One of the many benefits of applications deployed in kubernetes is, it’s self-healing, in a sense that potential pod failure is taken care of by ReplicaSet. Hence, we started with a very basic experiment to delete a random pod in our pre-prod environments (i.e. development and test). To achieve that within our microservices ecosystem, we looked at deploying a tool called kube-monkey, which is an implementation of Netflix’s chaosmonkey, but designed for the kubernetes cluster. During the initial exploration, we discovered a bug in the relevant helm chart. Our Kubernetes Admission Control enforces having resources set for anything deployed in the clusters, whereas the kube-monkey helm chart was failing to deploy due to indentation issue with the resources block. A pull-request was raised upstream to fix the problem. However, very soon after successfully deploying that, we discovered a similar tool called Chaoskube which fortunately had a presence in the stable helm chart repo that has eventually been implemented.

Consideration and Contribution

A few considerations that we’ve made to be on the safer side of the experiment:

We introduced an annotation to label the critical pods so that those get excluded from chaos attack.
The kube-system namespace has been deliberately left alone from the experiment as it’d require more maturity in the journey to be able to play with something as sensitive as dns-controller or kube-proxy.
We started with ruling out weekends, public holidays and outside business hours before we felt confident to conduct the experiment 24x7 (Thanks to automation!)
Random pod deletion interval was initially 15 minutes and later on settled for 60 minutes.

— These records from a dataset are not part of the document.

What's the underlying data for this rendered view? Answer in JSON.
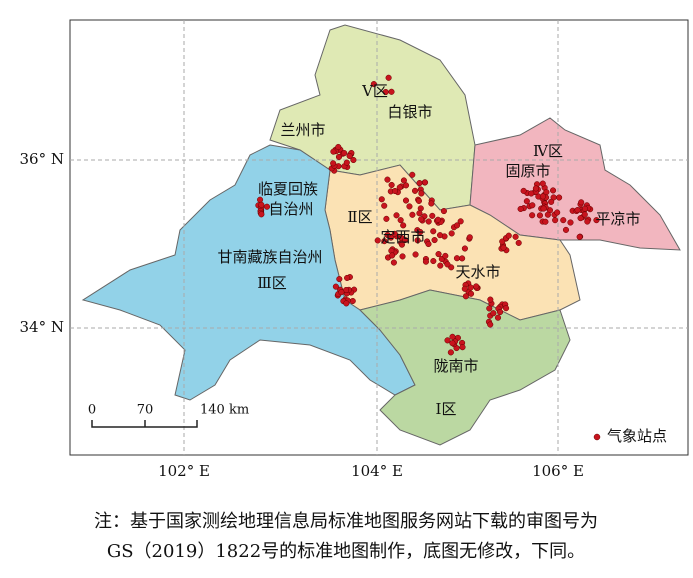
{
  "map": {
    "lat_labels": [
      "36° N",
      "34° N"
    ],
    "lon_labels": [
      "102° E",
      "104° E",
      "106° E"
    ],
    "region_labels": [
      "Ⅴ区",
      "白银市",
      "兰州市",
      "Ⅳ区",
      "固原市",
      "临夏回族",
      "自治州",
      "Ⅱ区",
      "定西市",
      "平凉市",
      "甘南藏族自治州",
      "Ⅲ区",
      "天水市",
      "陇南市",
      "Ⅰ区"
    ],
    "scale_bar": [
      "0",
      "70",
      "140 km"
    ],
    "legend": "气象站点"
  },
  "note": [
    "注：基于国家测绘地理信息局标准地图服务网站下载的审图号为",
    "GS（2019）1822号的标准地图制作，底图无修改，下同。"
  ]
}
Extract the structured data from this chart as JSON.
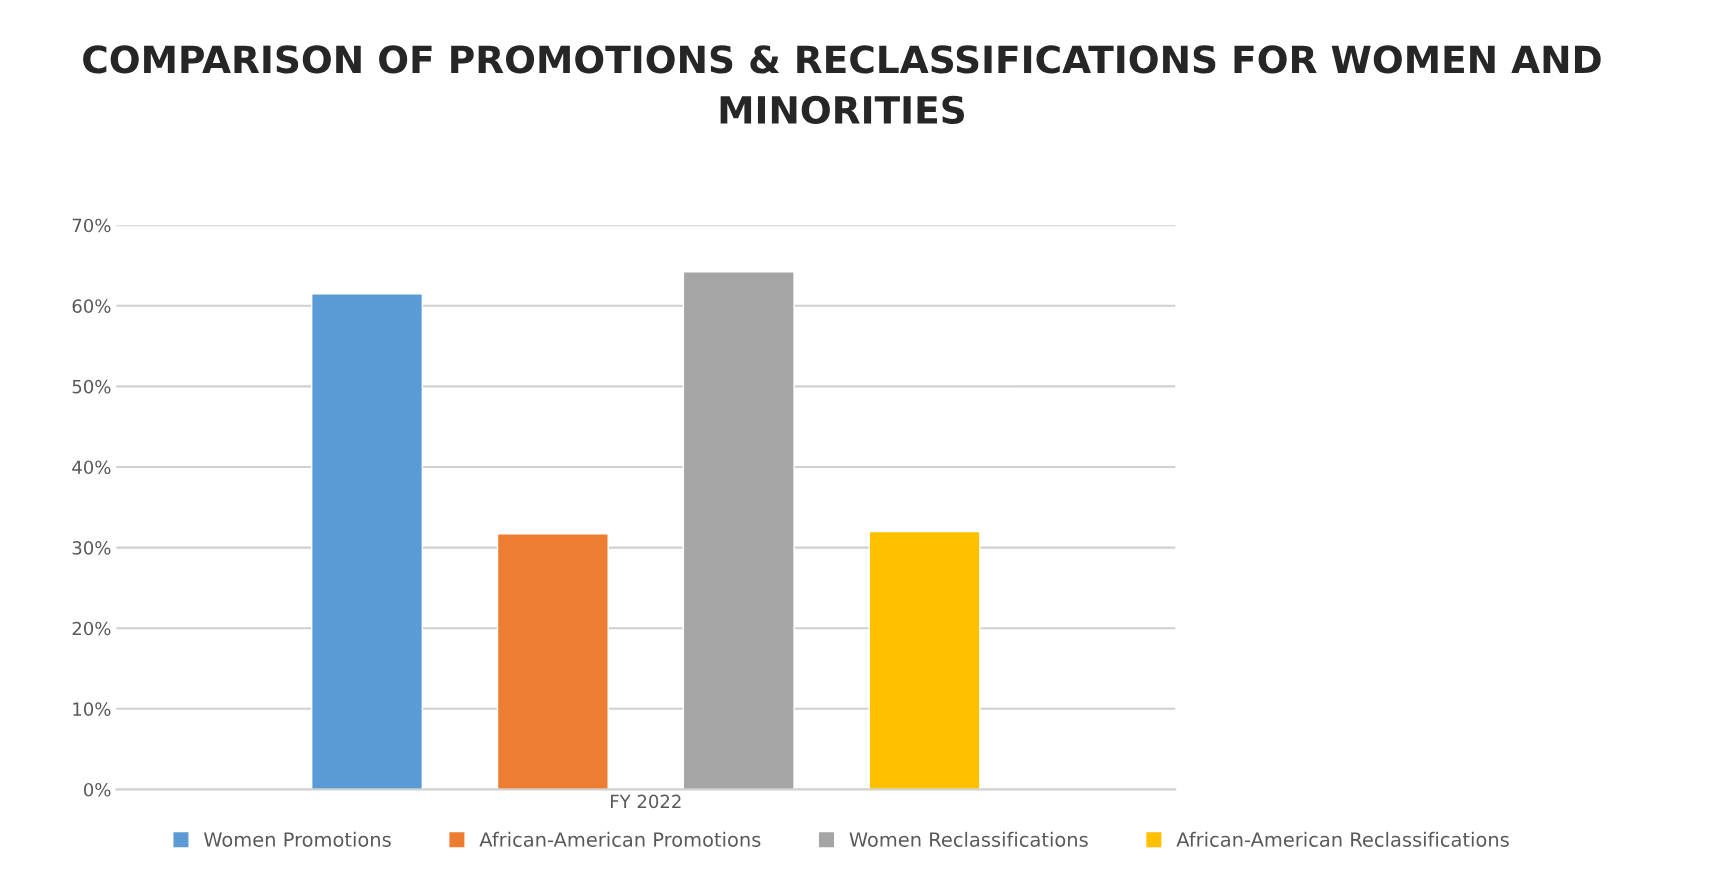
{
  "chart_data": {
    "type": "bar",
    "title": "COMPARISON OF PROMOTIONS & RECLASSIFICATIONS FOR WOMEN AND MINORITIES",
    "categories": [
      "FY 2022"
    ],
    "series": [
      {
        "name": "Women Promotions",
        "color": "#5b9bd5",
        "values": [
          61.5
        ]
      },
      {
        "name": "African-American Promotions",
        "color": "#ed7d31",
        "values": [
          31.7
        ]
      },
      {
        "name": "Women Reclassifications",
        "color": "#a5a5a5",
        "values": [
          64.2
        ]
      },
      {
        "name": "African-American Reclassifications",
        "color": "#ffc000",
        "values": [
          32.0
        ]
      }
    ],
    "ylim": [
      0,
      70
    ],
    "yticks": [
      {
        "value": 0,
        "label": "0%"
      },
      {
        "value": 10,
        "label": "10%"
      },
      {
        "value": 20,
        "label": "20%"
      },
      {
        "value": 30,
        "label": "30%"
      },
      {
        "value": 40,
        "label": "40%"
      },
      {
        "value": 50,
        "label": "50%"
      },
      {
        "value": 60,
        "label": "60%"
      },
      {
        "value": 70,
        "label": "70%"
      }
    ],
    "grid": "y",
    "legend": "bottom"
  }
}
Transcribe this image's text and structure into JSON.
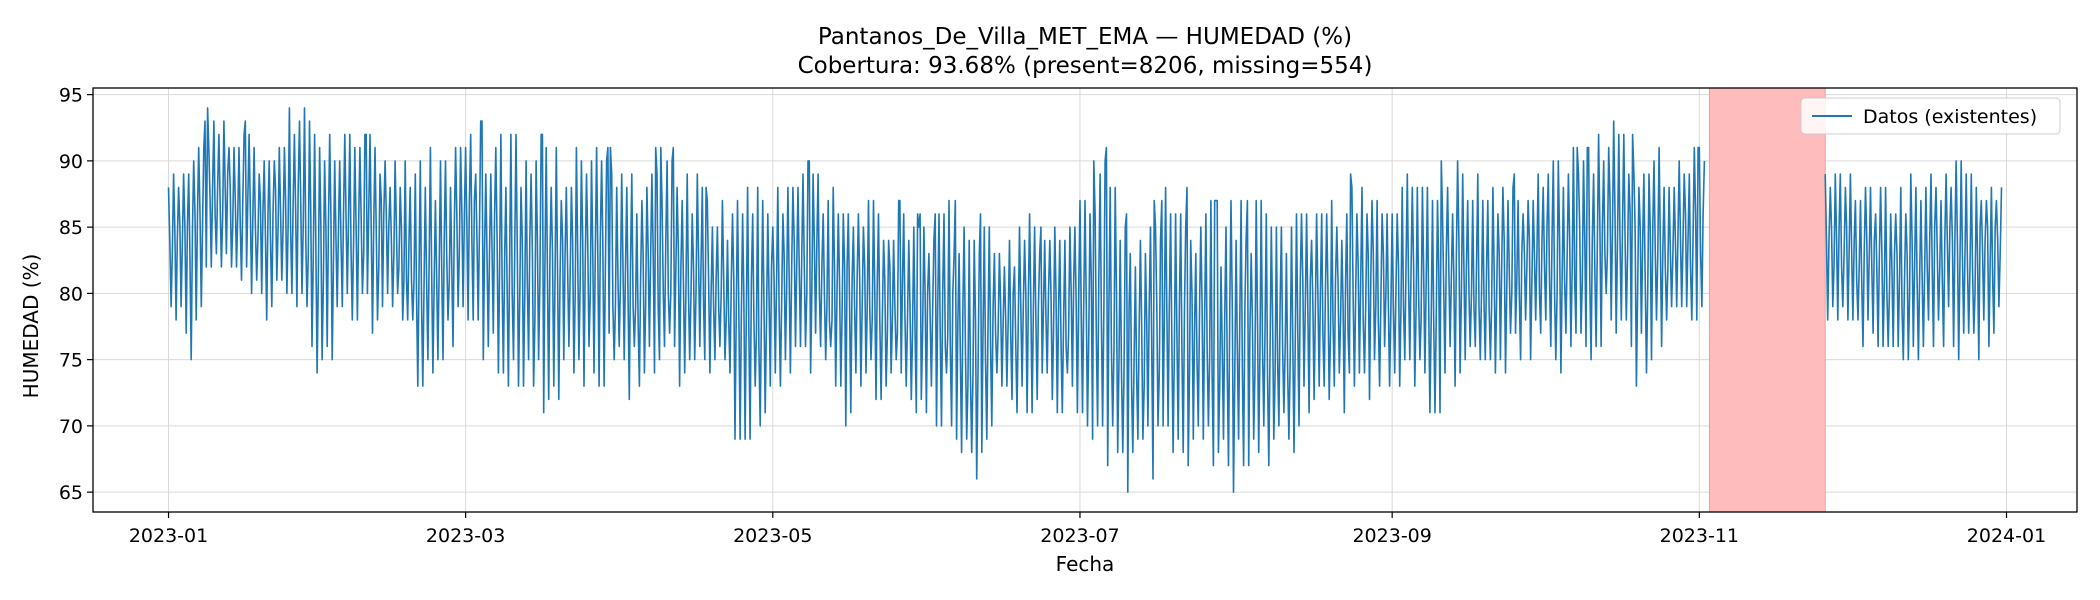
{
  "chart_data": {
    "type": "line",
    "title": "Pantanos_De_Villa_MET_EMA — HUMEDAD (%)",
    "subtitle": "Cobertura: 93.68%  (present=8206, missing=554)",
    "xlabel": "Fecha",
    "ylabel": "HUMEDAD (%)",
    "x_ticks": [
      "2023-01",
      "2023-03",
      "2023-05",
      "2023-07",
      "2023-09",
      "2023-11",
      "2024-01"
    ],
    "y_ticks": [
      65,
      70,
      75,
      80,
      85,
      90,
      95
    ],
    "xlim": [
      "2022-12-17",
      "2024-01-15"
    ],
    "ylim": [
      63.5,
      95.5
    ],
    "grid": true,
    "legend": {
      "placement": "top-right",
      "entries": [
        "Datos (existentes)"
      ]
    },
    "missing_span": {
      "start": "2023-11-03",
      "end": "2023-11-26",
      "color": "#ffbcbc"
    },
    "series": [
      {
        "name": "Datos (existentes)",
        "color": "#1f77b4",
        "segments": [
          {
            "x": [
              "2023-01-01",
              "2023-01-05",
              "2023-01-10",
              "2023-01-15",
              "2023-01-20",
              "2023-01-25",
              "2023-02-01",
              "2023-02-05",
              "2023-02-10",
              "2023-02-15",
              "2023-02-20",
              "2023-02-25",
              "2023-03-01",
              "2023-03-05",
              "2023-03-10",
              "2023-03-15",
              "2023-03-20",
              "2023-03-25",
              "2023-04-01",
              "2023-04-05",
              "2023-04-10",
              "2023-04-15",
              "2023-04-20",
              "2023-04-25",
              "2023-05-01",
              "2023-05-05",
              "2023-05-10",
              "2023-05-15",
              "2023-05-20",
              "2023-05-25",
              "2023-06-01",
              "2023-06-05",
              "2023-06-10",
              "2023-06-15",
              "2023-06-20",
              "2023-06-25",
              "2023-07-01",
              "2023-07-05",
              "2023-07-10",
              "2023-07-15",
              "2023-07-20",
              "2023-07-25",
              "2023-08-01",
              "2023-08-05",
              "2023-08-10",
              "2023-08-15",
              "2023-08-20",
              "2023-08-25",
              "2023-09-01",
              "2023-09-05",
              "2023-09-10",
              "2023-09-15",
              "2023-09-20",
              "2023-09-25",
              "2023-10-01",
              "2023-10-05",
              "2023-10-10",
              "2023-10-15",
              "2023-10-20",
              "2023-10-25",
              "2023-11-02"
            ],
            "hi": [
              89,
              92,
              94,
              93,
              92,
              94,
              94,
              93,
              92,
              91,
              91,
              90,
              92,
              93,
              92,
              92,
              91,
              91,
              91,
              90,
              91,
              89,
              88,
              88,
              89,
              90,
              90,
              89,
              87,
              87,
              86,
              87,
              86,
              84,
              86,
              85,
              87,
              92,
              86,
              87,
              88,
              87,
              87,
              87,
              87,
              88,
              87,
              89,
              89,
              89,
              90,
              90,
              89,
              89,
              90,
              91,
              91,
              93,
              92,
              91,
              91
            ],
            "lo": [
              79,
              74,
              82,
              80,
              78,
              79,
              72,
              78,
              77,
              78,
              72,
              75,
              78,
              75,
              72,
              71,
              72,
              73,
              72,
              72,
              74,
              72,
              74,
              66,
              72,
              73,
              74,
              70,
              72,
              72,
              70,
              70,
              65,
              72,
              70,
              72,
              69,
              66,
              65,
              65,
              68,
              66,
              65,
              66,
              67,
              69,
              70,
              72,
              73,
              73,
              70,
              74,
              73,
              74,
              75,
              74,
              75,
              77,
              72,
              75,
              78
            ]
          },
          {
            "x": [
              "2023-11-26",
              "2023-11-30",
              "2023-12-05",
              "2023-12-10",
              "2023-12-15",
              "2023-12-20",
              "2023-12-25",
              "2023-12-31"
            ],
            "hi": [
              89,
              89,
              89,
              88,
              90,
              90,
              91,
              89
            ],
            "lo": [
              78,
              78,
              75,
              74,
              75,
              76,
              74,
              78
            ]
          }
        ]
      }
    ]
  }
}
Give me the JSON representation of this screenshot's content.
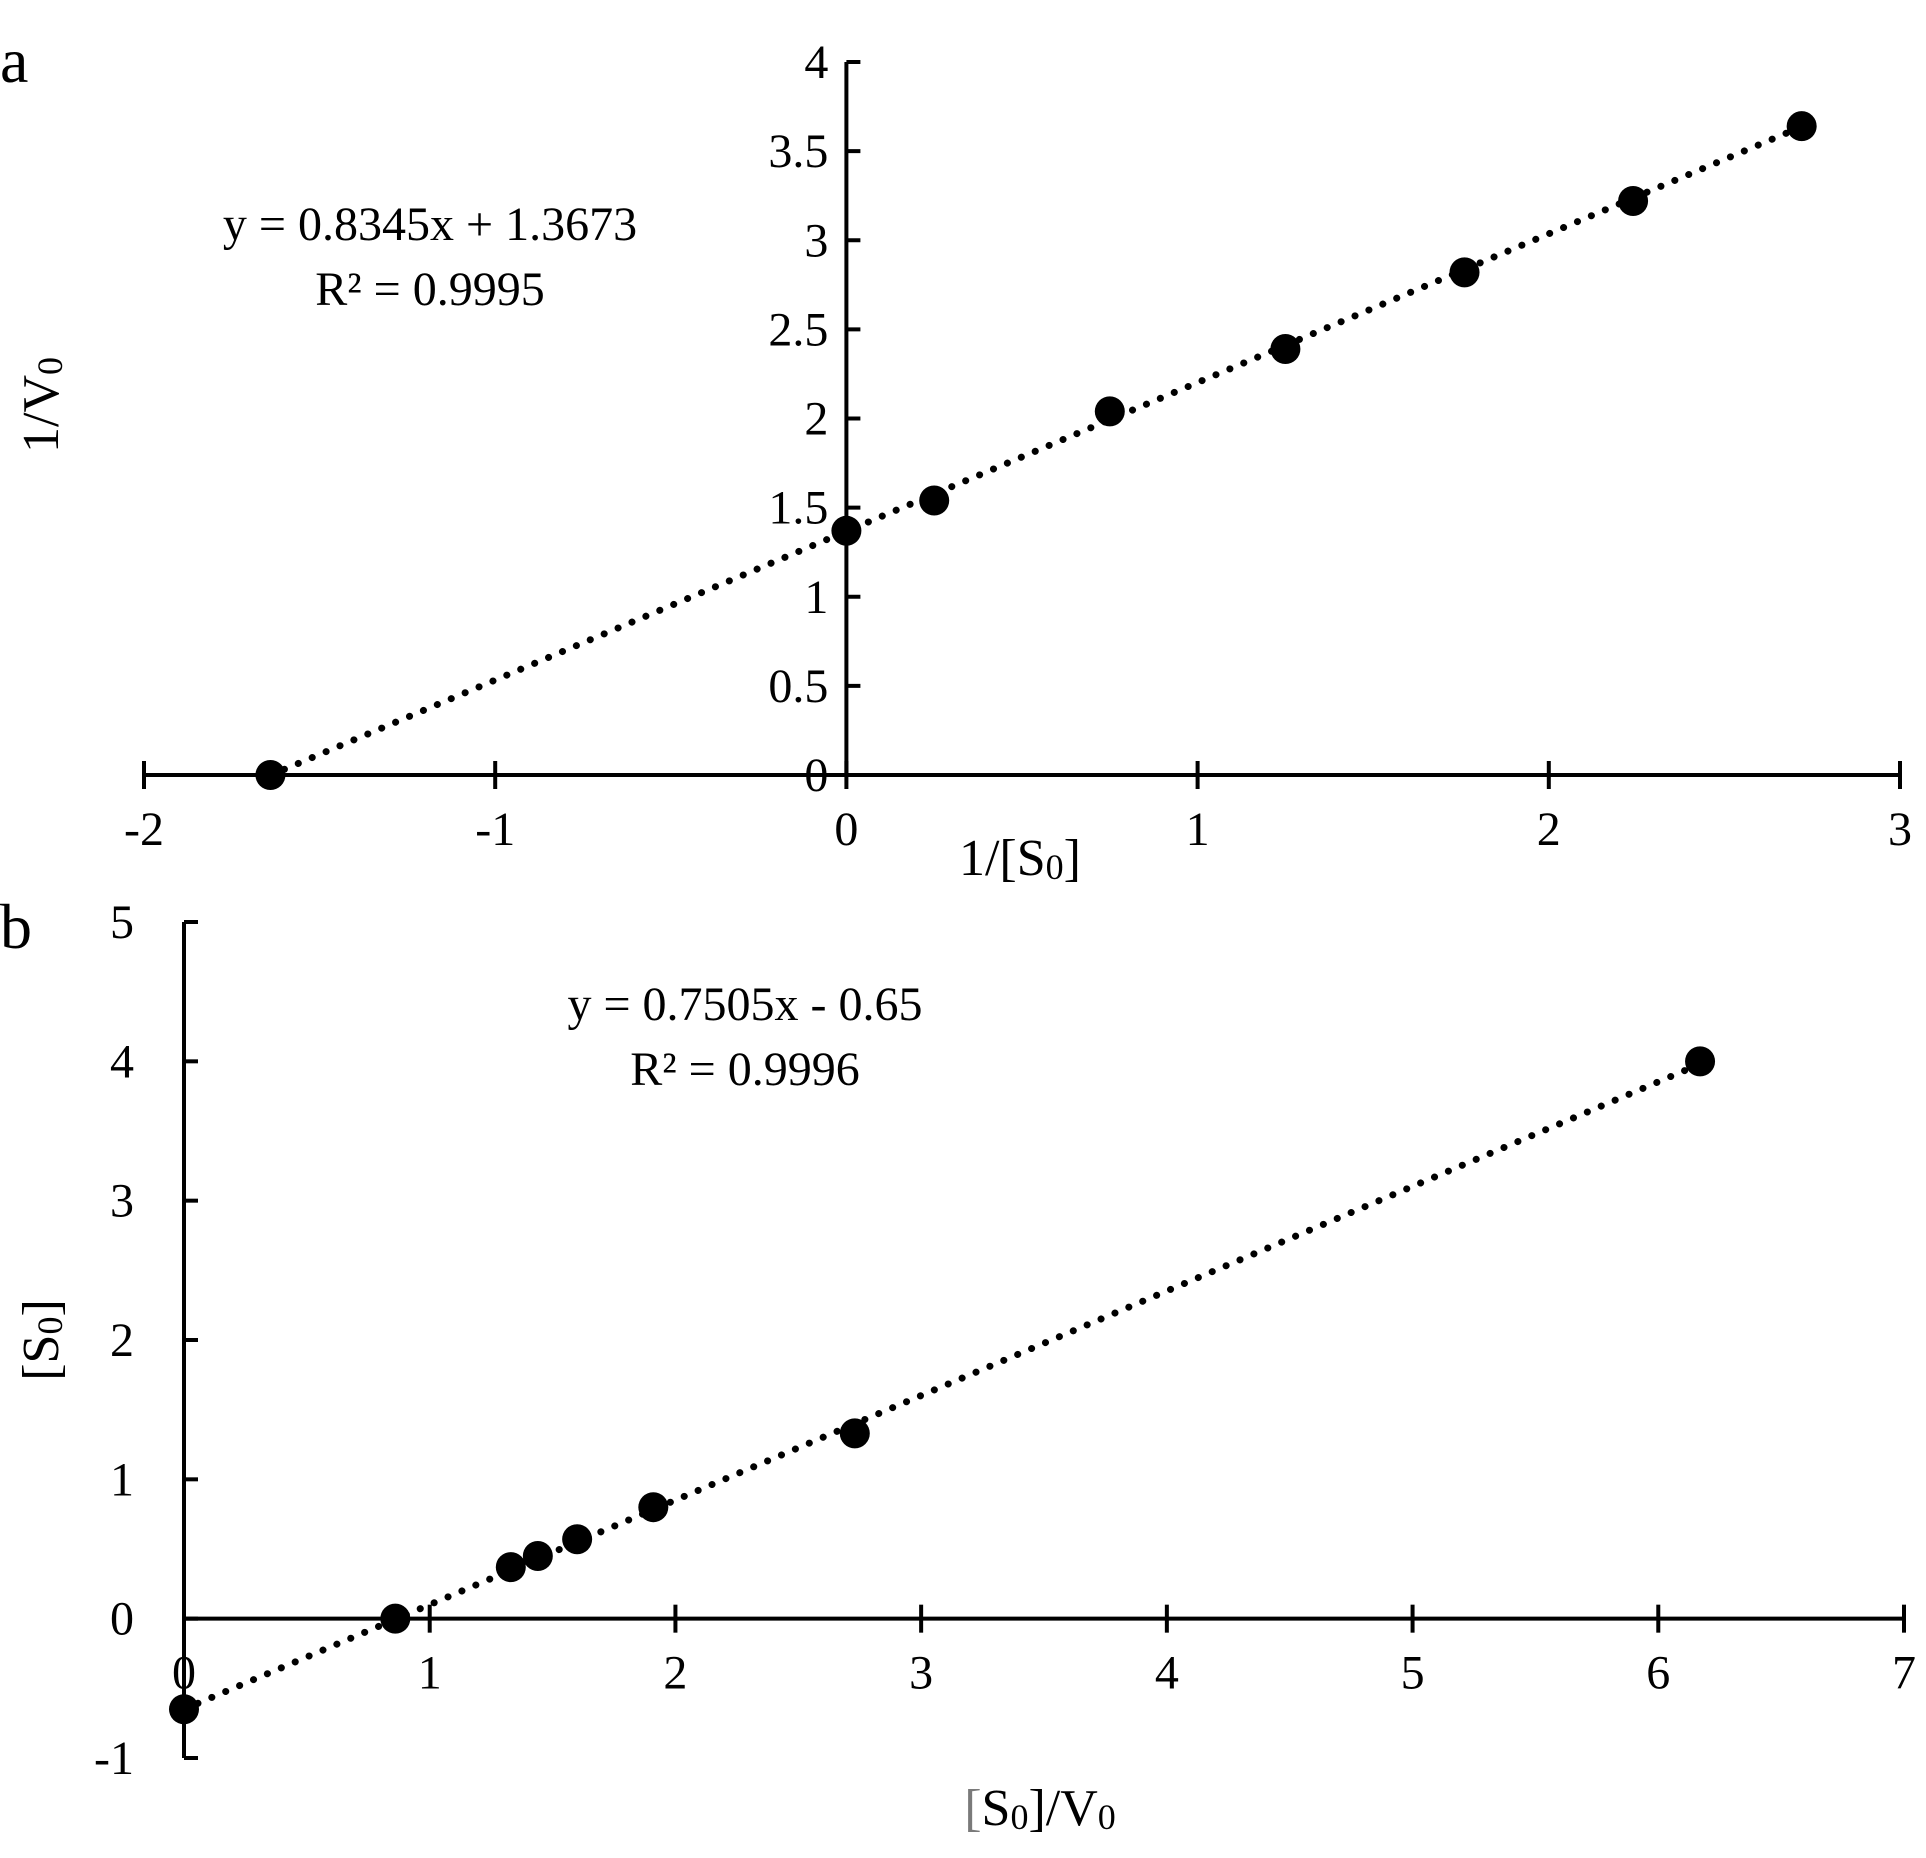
{
  "chart_data": [
    {
      "panel": "a",
      "type": "scatter",
      "xlabel": "1/[S0]",
      "ylabel": "1/V0",
      "xlim": [
        -2,
        3
      ],
      "ylim": [
        0,
        4
      ],
      "x_ticks": [
        -2,
        -1,
        0,
        1,
        2,
        3
      ],
      "y_ticks": [
        0,
        0.5,
        1,
        1.5,
        2,
        2.5,
        3,
        3.5,
        4
      ],
      "x_tick_labels": [
        "-2",
        "-1",
        "0",
        "1",
        "2",
        "3"
      ],
      "y_tick_labels": [
        "0",
        "0.5",
        "1",
        "1.5",
        "2",
        "2.5",
        "3",
        "3.5",
        "4"
      ],
      "grid": false,
      "points": [
        {
          "x": -1.64,
          "y": 0
        },
        {
          "x": 0,
          "y": 1.37
        },
        {
          "x": 0.25,
          "y": 1.54
        },
        {
          "x": 0.75,
          "y": 2.04
        },
        {
          "x": 1.25,
          "y": 2.39
        },
        {
          "x": 1.76,
          "y": 2.82
        },
        {
          "x": 2.24,
          "y": 3.22
        },
        {
          "x": 2.72,
          "y": 3.64
        }
      ],
      "trendline": {
        "slope": 0.8345,
        "intercept": 1.3673,
        "x_from": -1.64,
        "x_to": 2.72,
        "style": "dotted"
      },
      "equation": "y = 0.8345x + 1.3673",
      "r2": "R² = 0.9995"
    },
    {
      "panel": "b",
      "type": "scatter",
      "xlabel": "[S0]/V0",
      "ylabel": "[S0]",
      "xlim": [
        0,
        7
      ],
      "ylim": [
        -1,
        5
      ],
      "x_ticks": [
        0,
        1,
        2,
        3,
        4,
        5,
        6,
        7
      ],
      "y_ticks": [
        -1,
        0,
        1,
        2,
        3,
        4,
        5
      ],
      "x_tick_labels": [
        "0",
        "1",
        "2",
        "3",
        "4",
        "5",
        "6",
        "7"
      ],
      "y_tick_labels": [
        "-1",
        "0",
        "1",
        "2",
        "3",
        "4",
        "5"
      ],
      "grid": false,
      "points": [
        {
          "x": 0,
          "y": -0.65
        },
        {
          "x": 0.86,
          "y": 0
        },
        {
          "x": 1.33,
          "y": 0.37
        },
        {
          "x": 1.44,
          "y": 0.45
        },
        {
          "x": 1.6,
          "y": 0.57
        },
        {
          "x": 1.91,
          "y": 0.8
        },
        {
          "x": 2.73,
          "y": 1.33
        },
        {
          "x": 6.17,
          "y": 4
        }
      ],
      "trendline": {
        "slope": 0.7505,
        "intercept": -0.65,
        "x_from": 0,
        "x_to": 6.17,
        "style": "dotted"
      },
      "equation": "y = 0.7505x - 0.65",
      "r2": "R² = 0.9996"
    }
  ]
}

Fast forward a few weeks, we made a little contribution to the Chaoskube project and subsequent helm chart by adding the JSON formatted log feature which helps to run a better query with our Prometheus-Grafana monitoring duo. On that same note, Chaoskube logs the event when a pod gets deleted from a particular namespace.

Learning and the Path Ahead

We are still at the early stage of our chaos experiments in pre-production environments. The most important lesson so far has been the reinforced sense of confidence in the kubernetes ecosystem that it can survive reasonable disruption. More importantly, no stateful applications (e.g. elasticsearch, kafka) have been excluded from the experiment and thus ensures service continuity over the last 6 months or so in a baseline chaotic environment.

Without being too optimistic, have we realised the full potential of chaos engineering discipline already? The answer is “No”. The truth is, we have a long distance to travel. But in the short term, we can take some more concrete steps to reap more benefits off of it.

We can run one or more GameDay utilising existing Chaoskube deployed in test and development clusters. It can be carried on simply by reducing the attack interval from 60 minutes to 15 minutes to 5 minutes.
Chaoskube deployment can easily be extended to the production environment, starting with a much safer attack interval and tuning it later based on the learning.
Introducing chaos in the kubernetes node (i.e. EC2 instance) level by exploiting something similar to ChaosMonkey.

Once the primary phase of chaos experiments are over and thus enough is learned and further the learning is fed back to the systems and process, more critical components of the platform (e.g. DNS) can be experimented with. In reality, controlled chaos should never stop, since we would rather not find ourselves in an unexpected one.